Tiko Kerr
Affinities
Recognized for his vibrant paintings of Vancouver's iconic architecture and natural locales, Tiko Kerr made a radical shift in his practice in 2014 when he began to utilize collage in the production of mixed media works. These in turn have fundamentally refocused his approach to painting, producing complex and vibrant images, referencing both contemporary digital media and key modern artists and art movements. Central to all his new paintings is the notion of images and concepts coming together in a collage-like fashion and the way in which forms find affinities with and impact each other, creating new arrangements which can reinforce or diverge from their significance to the original source material.
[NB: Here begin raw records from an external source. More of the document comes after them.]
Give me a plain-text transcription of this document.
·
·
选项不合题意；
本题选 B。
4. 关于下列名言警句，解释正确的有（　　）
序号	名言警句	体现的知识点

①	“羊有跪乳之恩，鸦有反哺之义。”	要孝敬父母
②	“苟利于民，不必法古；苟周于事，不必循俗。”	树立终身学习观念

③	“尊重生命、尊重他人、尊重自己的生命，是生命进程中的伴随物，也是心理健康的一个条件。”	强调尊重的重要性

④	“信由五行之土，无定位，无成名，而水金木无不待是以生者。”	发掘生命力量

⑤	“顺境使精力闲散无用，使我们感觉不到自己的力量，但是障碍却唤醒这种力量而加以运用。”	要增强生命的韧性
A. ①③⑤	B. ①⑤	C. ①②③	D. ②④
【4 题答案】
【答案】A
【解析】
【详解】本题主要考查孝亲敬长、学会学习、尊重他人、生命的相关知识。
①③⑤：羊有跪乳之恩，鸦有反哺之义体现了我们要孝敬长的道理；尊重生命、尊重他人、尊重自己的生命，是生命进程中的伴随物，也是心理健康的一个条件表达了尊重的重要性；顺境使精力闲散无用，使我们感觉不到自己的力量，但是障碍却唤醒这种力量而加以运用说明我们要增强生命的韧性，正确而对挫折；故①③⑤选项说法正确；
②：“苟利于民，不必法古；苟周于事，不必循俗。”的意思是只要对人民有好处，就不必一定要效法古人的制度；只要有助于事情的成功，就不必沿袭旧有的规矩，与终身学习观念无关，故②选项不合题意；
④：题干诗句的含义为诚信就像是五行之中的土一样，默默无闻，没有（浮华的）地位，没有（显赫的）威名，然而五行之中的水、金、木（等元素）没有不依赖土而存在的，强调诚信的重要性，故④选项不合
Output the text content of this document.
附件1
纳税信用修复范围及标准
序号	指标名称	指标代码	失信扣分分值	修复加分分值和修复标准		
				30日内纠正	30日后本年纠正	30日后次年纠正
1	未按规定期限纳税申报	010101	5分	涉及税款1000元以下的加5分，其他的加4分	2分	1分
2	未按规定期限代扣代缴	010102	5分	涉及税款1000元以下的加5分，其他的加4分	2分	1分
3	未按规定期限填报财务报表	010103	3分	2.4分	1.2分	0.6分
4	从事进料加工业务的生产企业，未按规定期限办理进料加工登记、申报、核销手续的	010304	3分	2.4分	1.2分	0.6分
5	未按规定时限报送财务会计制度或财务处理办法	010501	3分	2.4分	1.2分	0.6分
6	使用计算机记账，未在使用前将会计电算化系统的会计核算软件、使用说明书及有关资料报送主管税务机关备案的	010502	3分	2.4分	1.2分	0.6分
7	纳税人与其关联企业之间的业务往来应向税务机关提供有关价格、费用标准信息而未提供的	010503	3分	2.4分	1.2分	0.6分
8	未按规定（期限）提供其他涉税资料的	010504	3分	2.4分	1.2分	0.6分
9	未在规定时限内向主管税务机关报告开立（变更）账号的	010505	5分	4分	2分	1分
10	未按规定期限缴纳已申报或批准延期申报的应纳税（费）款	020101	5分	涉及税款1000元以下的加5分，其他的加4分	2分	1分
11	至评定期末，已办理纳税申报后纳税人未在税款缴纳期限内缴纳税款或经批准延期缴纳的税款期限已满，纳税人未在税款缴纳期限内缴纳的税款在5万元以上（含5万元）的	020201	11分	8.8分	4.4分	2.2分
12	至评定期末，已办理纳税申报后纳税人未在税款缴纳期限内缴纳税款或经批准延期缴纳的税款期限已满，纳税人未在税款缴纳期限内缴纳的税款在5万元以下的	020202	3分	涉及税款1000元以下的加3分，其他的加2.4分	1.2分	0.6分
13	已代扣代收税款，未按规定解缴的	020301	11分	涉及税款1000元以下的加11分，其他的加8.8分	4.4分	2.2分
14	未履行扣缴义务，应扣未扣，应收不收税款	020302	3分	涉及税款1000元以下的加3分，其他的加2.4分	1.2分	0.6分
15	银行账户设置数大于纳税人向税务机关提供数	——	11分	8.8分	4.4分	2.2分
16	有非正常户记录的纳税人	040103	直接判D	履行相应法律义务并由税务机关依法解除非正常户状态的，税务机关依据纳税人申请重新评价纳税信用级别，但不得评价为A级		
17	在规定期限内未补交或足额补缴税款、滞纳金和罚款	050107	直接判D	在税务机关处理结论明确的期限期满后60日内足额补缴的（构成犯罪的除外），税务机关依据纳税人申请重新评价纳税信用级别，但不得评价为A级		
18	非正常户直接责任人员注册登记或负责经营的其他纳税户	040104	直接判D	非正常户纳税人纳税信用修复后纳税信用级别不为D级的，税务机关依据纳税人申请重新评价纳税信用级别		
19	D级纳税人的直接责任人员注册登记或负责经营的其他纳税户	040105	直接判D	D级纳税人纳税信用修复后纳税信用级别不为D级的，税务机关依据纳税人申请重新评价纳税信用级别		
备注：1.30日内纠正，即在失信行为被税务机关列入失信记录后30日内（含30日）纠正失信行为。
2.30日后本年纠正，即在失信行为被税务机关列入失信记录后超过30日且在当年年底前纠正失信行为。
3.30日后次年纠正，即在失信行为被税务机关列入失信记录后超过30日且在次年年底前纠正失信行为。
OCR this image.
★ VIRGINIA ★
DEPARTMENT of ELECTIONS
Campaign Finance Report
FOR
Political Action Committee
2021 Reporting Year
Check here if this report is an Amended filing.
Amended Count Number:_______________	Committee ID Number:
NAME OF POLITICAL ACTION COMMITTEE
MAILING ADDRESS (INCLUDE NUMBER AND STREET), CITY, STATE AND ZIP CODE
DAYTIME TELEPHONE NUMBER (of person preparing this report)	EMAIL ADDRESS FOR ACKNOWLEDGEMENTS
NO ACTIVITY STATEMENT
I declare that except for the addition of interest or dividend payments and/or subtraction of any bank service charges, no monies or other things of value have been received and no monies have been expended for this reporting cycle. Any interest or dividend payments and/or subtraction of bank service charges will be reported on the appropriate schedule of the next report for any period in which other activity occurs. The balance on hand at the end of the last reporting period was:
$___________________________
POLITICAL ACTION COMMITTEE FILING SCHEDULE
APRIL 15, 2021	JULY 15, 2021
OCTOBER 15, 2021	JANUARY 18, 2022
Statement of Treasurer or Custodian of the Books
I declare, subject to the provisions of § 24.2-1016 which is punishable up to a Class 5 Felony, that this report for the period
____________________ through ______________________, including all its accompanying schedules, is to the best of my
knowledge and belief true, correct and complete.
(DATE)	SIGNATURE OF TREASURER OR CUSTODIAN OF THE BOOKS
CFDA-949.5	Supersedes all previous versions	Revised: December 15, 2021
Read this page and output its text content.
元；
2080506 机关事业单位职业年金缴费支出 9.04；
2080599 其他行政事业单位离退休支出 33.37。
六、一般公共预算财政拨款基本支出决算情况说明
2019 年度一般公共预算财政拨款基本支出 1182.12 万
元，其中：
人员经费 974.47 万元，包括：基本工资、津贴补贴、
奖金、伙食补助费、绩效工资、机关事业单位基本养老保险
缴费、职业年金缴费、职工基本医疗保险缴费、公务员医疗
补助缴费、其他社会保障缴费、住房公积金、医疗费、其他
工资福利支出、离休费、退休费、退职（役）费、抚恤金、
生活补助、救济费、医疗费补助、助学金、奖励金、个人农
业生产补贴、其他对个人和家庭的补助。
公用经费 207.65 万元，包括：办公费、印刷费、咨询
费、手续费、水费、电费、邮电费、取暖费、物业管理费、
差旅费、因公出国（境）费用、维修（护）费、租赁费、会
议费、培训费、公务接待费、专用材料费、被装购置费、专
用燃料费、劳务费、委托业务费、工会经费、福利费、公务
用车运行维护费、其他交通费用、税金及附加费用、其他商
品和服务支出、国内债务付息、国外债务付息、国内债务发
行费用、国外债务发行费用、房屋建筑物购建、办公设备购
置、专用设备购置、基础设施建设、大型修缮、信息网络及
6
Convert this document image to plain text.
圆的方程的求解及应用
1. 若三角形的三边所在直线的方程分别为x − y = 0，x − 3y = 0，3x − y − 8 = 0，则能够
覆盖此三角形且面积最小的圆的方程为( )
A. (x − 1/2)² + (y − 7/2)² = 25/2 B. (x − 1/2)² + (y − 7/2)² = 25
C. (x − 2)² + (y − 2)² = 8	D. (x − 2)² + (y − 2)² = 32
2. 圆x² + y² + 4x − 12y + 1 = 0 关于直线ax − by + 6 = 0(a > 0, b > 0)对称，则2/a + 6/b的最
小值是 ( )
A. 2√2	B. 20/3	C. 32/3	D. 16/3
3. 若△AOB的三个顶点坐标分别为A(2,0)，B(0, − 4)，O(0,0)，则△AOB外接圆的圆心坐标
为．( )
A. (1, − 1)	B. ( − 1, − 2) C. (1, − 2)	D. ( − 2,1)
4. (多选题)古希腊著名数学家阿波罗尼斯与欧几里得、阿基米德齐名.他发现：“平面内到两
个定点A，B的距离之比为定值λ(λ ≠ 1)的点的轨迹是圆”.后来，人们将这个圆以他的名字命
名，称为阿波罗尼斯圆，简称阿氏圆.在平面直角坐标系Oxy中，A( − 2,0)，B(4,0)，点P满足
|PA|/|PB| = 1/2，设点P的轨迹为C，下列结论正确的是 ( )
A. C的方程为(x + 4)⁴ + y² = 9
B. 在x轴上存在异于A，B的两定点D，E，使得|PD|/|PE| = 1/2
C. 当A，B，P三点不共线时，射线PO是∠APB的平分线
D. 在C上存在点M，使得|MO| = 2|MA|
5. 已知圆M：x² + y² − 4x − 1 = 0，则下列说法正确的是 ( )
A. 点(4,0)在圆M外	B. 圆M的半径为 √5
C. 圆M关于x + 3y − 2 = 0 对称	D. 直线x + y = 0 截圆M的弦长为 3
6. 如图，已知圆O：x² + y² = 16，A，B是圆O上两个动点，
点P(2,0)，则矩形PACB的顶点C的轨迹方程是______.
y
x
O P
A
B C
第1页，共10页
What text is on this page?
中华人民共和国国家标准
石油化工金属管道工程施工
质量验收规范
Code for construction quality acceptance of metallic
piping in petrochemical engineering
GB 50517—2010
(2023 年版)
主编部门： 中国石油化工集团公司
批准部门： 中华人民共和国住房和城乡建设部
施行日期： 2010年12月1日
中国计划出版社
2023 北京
In choosing his source material, he is drawn to using artists’ works that in their original form make a specific impression or are artistically significant. He then adapts and reframes these into a contemporary social and historical context. This is demonstrated by works in the exhibition; The Meaning of Night utilizes the early cubist experiments of Picasso and Braque; Night Moves reflects the lyrical approach of Howard Hodgkin and Matisse; The Gift of the Given is Kerr’s homage to Canadian Art, using fragments of Colville, Shadbolt, Binning, Harris, Jackson, Carr, and classic CPR posters to construct the work. This work exists in it’s ultimate form as a large-scale wall mural in Khatsahlano, undertaken in collaboration with Jay Senetchko and completed in July 2018.